The Lenkiewicz Foundation, with the aid of Dr Antony Knights at Plymouth University, has used laser technology to scan the human remains of the vagrant Edwin Mackenzie (1912-1984). Lenkiewicz named him Diogenes after the Greek philosopher who lived in a barrel after finding the tramp dwelling in a concrete pipe in a rubbish tip. Diogenes was soon a permanent fixture at Lenkiewicz’s studio; ‘He was very popular,’ Lenkiewicz said, ‘but there were times when I wasn’t sure whether people were coming in to see Diogenes or coming in to see the exhibition. They were certainly very surprised by him ... this scrawny, miniature Father Christmas.’

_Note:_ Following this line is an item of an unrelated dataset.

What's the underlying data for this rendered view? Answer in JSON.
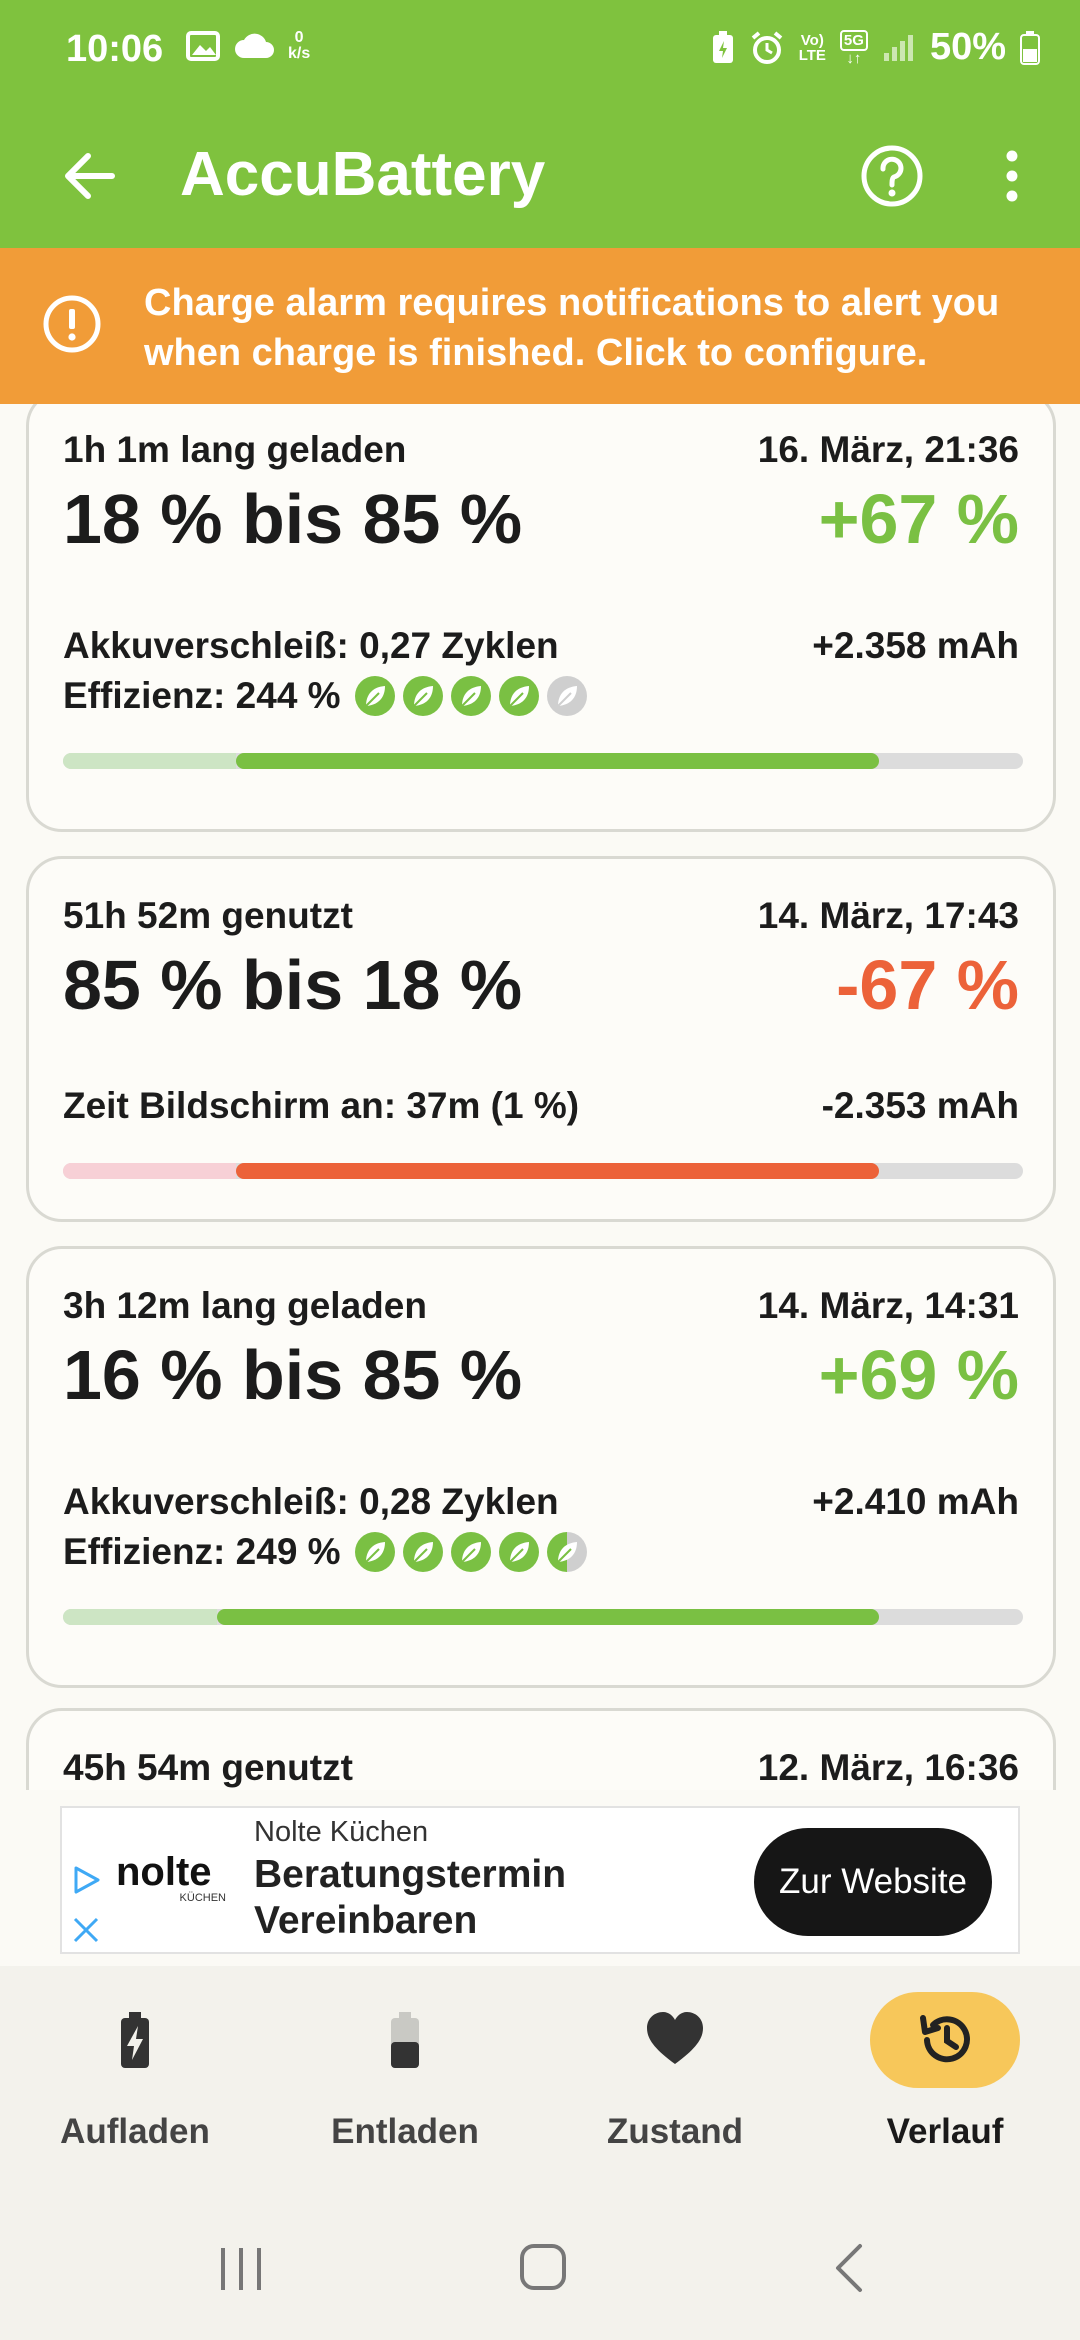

The Diogenes Show marks the 40th anniversary of their collaboration in The Masterpiece Museum & The Diogenes Con Show, Lenkiewicz’ ironic look at art and commerce. For practical reasons the expertly embalmed remains of Diogenes cannot make a personal appearance as the ultimate memento mori (‘remember, you will die’) at this venue. However, it is hoped that new technologies – and traditional methods like body-casts – will blur the line between art and artefact.
A number of original studies by Lenkiewicz of his friend, together with photographs, newspaper clippings and a specially commissioned film, show the vagrant as he was before ‘vacating the premises’, as Lenkiewicz would say.
The exhibition will be open between 23 September and 23 October 2016.
Thurs–Sun open daily 11am–4pm.
Events - Thurs 29 Sep, 6 - 7.45pm, St Saviours Hall, Lambhay Hill
6.00 pm – Rachael Gomery, TLF exhibitions officer, will present a slideshow introduction ‘Lenkiewicz and Diogenes: remember you will die’. A short film by Jeremy Elman will also be shown, which explores the relationship between the painter and the tramp.
6.45 pm – Dr Mark Price of Manchester Metropolitan University will speak on the theme ‘The Vagrant as Political Agent in the Work of Robert Lenkiewicz.’